1 “If a prophet or someone who has dreams arises among you and proclaims a sign or wonder to you,
2 and that sign or wonder he has promised you comes about, but he says, ‘Let us follow other gods,’ which you have not known, ‘and let us worship them,’
3 do not listen to that prophet’s words or to that dreamer. For the Lord your God is testing you to know whether you love the Lord your God with all your heart and all your soul.
4 You must follow the Lord your God and fear Him. You must keep His commands and listen to His voice; you must worship Him and hold on to Him.”

So the Shema is only “the first” of many other commandments.

Moses, before and even after quoting the Shema, reminds his fellow Jews that God wants them to “Obey all his rules and commands” (again, plural). This phrase is continually drummed into the Jewish heart (i.e., mind) throughout the Old as well as the New Testament. Jesus himself famously alludes to it when he commands his disciples to teach their own disciples “to obey all the commands I have given you” in Mat 28:20.

At the top of the list of Jesus commandments is, of course, everything to do with the coming Kingdom of God on earth. After all, this was his mission statement according to Luke 4.43.

This is followed by all the NC laws Jesus taught from the famous “Sermon on the Mount.”

To this list I would add Jesus’ repeated teaching that he was the supreme representative for humanity. That’s why God has given Jesus “all authority to judge.” Not just because he is the anointed, authorized agent of God but more precisely because “he is human,” (huios anthropou estin) John 5:27! This status is reflected in Jesus’ favorite self-reference, the Son of Man; itself a Hebrew expression meaning a “human being.”

Jesus uses this expression over 80 times throughout the Gospels alone!

In fact, the humanity of Jesus is so important that later Paul warns “if someone comes and proclaims another Jesus than the one we proclaimed” (2Cor 11:4) or “a gospel contrary to the one we preached to you” (Gal 1:8) they run the risk of putting themselves under a curse!

As the late prominent Finnish scholar Raisanen put it:
“The farther one moves from the Jewish-messianic roots of Christology, the more the humanity of Jesus fades.”

I think the reason the NT emphasizes the humanity of the Messiah, via “the Son of Man,” is to take us back to the most quoted and alluded to OT verse: Dan 7.13!

Many have seen and heard the echoes to this verse and another favorite OT verse, Dan 7:14.

Again, note the first part of John 5:27a:
“And he [God] gave him [son of man] authority…”

With the first part of Dan 7:14:
“And authority was given to him [son of man]…”

The 2nd part of John 5:27b tells you why:
“Because he is son of man [i.e., a human being].”

The same figure is so identified in Dan 7:13.

This famous prophecy from Daniel is also at the center of Jesus’ teaching regarding “the sign of the parousia,” that is “the end of the [present evil] age” in Matthew 24.

And last, but certainly not least, no list of Jesus commandments can be complete without the all-important parable of the sower in Matthew 13; Mark 4; Luke 8; and to a limited extent in John 4:31-38.

According to Jesus “If you can’t understand the meaning of this parable, how will you understand all the other parables?” Mar 4.13

My point is that Christianity is clearly not a single-issue religion.
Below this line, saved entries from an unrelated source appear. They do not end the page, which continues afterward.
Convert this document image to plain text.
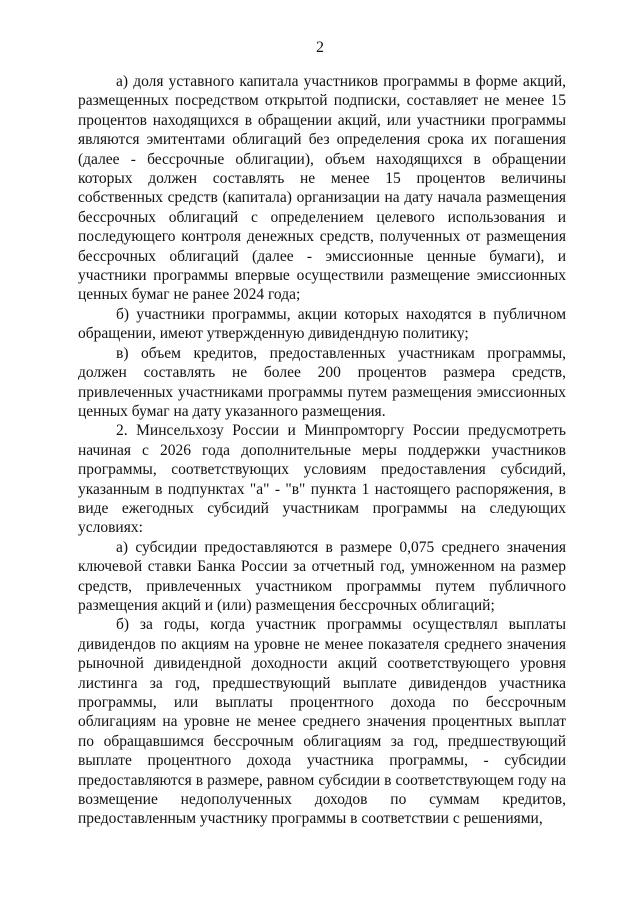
2

а) доля уставного капитала участников программы в форме акций, размещенных посредством открытой подписки, составляет не менее 15 процентов находящихся в обращении акций, или участники программы являются эмитентами облигаций без определения срока их погашения (далее - бессрочные облигации), объем находящихся в обращении которых должен составлять не менее 15 процентов величины собственных средств (капитала) организации на дату начала размещения бессрочных облигаций с определением целевого использования и последующего контроля денежных средств, полученных от размещения бессрочных облигаций (далее - эмиссионные ценные бумаги), и участники программы впервые осуществили размещение эмиссионных ценных бумаг не ранее 2024 года;

б) участники программы, акции которых находятся в публичном обращении, имеют утвержденную дивидендную политику;

в) объем кредитов, предоставленных участникам программы, должен составлять не более 200 процентов размера средств, привлеченных участниками программы путем размещения эмиссионных ценных бумаг на дату указанного размещения.

2. Минсельхозу России и Минпромторгу России предусмотреть начиная с 2026 года дополнительные меры поддержки участников программы, соответствующих условиям предоставления субсидий, указанным в подпунктах "а" - "в" пункта 1 настоящего распоряжения, в виде ежегодных субсидий участникам программы на следующих условиях:

а) субсидии предоставляются в размере 0,075 среднего значения ключевой ставки Банка России за отчетный год, умноженном на размер средств, привлеченных участником программы путем публичного размещения акций и (или) размещения бессрочных облигаций;

б) за годы, когда участник программы осуществлял выплаты дивидендов по акциям на уровне не менее показателя среднего значения рыночной дивидендной доходности акций соответствующего уровня листинга за год, предшествующий выплате дивидендов участника программы, или выплаты процентного дохода по бессрочным облигациям на уровне не менее среднего значения процентных выплат по обращавшимся бессрочным облигациям за год, предшествующий выплате процентного дохода участника программы, - субсидии предоставляются в размере, равном субсидии в соответствующем году на возмещение недополученных доходов по суммам кредитов, предоставленным участнику программы в соответствии с решениями,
So it’s not a question about faith or works, feeding the poor or helping the widow, even the human Jesus or the “one God.” It’s all of the above and then some!

So let’s not “shrink back from proclaiming…the whole counsel of God,” as Paul commands in Acts 20.
And to “Look after yourselves and everyone the Holy Spirit has placed in your care.

Be like shepherds to God's church. It is the flock he bought with the blood of his own Son.”